Comment by o11c

Comment by o11c 3 days ago

3 replies

The problem with LLMs is not a data problem. LLMs are stupid even on data they just generated.

One recent catastrophic failure I found: Ask an LLM to generate 10 pieces of data. Then in a second input, ask it to select (say) only numbers 1, 3, and 5 from the list. The LLM will probably return results numbered 1, 3, and 5, but chances are at least one of them will actually copy the data from a different number.

wsve 3 days ago

I'm absolutely not bullish on LLMs, but I think this is kinda judging a fish on its ability to climb a tree.

LLMs are looking at typical constructions of text, not an understanding of what it means.
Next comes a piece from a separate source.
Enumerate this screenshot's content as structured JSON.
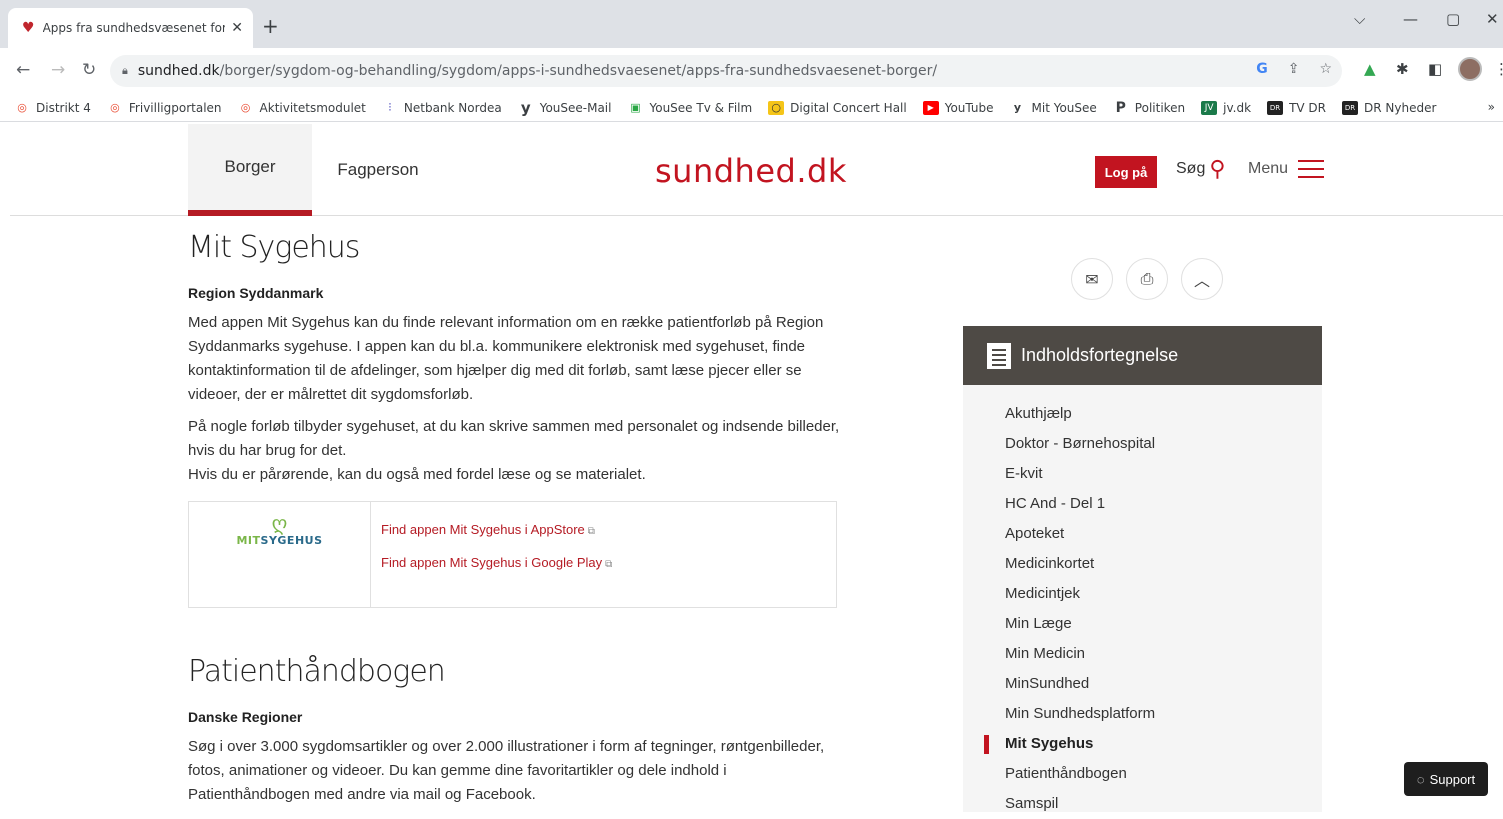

If you ask it what color the sky is, it'll find what text usually follows a sentence like that, and tries to construct a response from it.

If you ask it the answer to a math question, the only way it could reliably figure it out is if it has in its database an exact copy of that math question. Asking it to choose things from a list is kinda like that, but one could imagine that the designers would try to supplement that manually with a different technique from pure LLM.

smcin 3 days ago

Any ideas why that misnumbering happens? It sounds a very basic thing to get wrong. And as a fallback, could be brute-force kludged with an extra pass which appends the output list to the prompt.

  • o11c 3 days ago

    It's an LLM, we cannot expect any real idea.

    Unless of course we rephrase it as "when I roll 2d6, why do I sometimes get snake eyes?"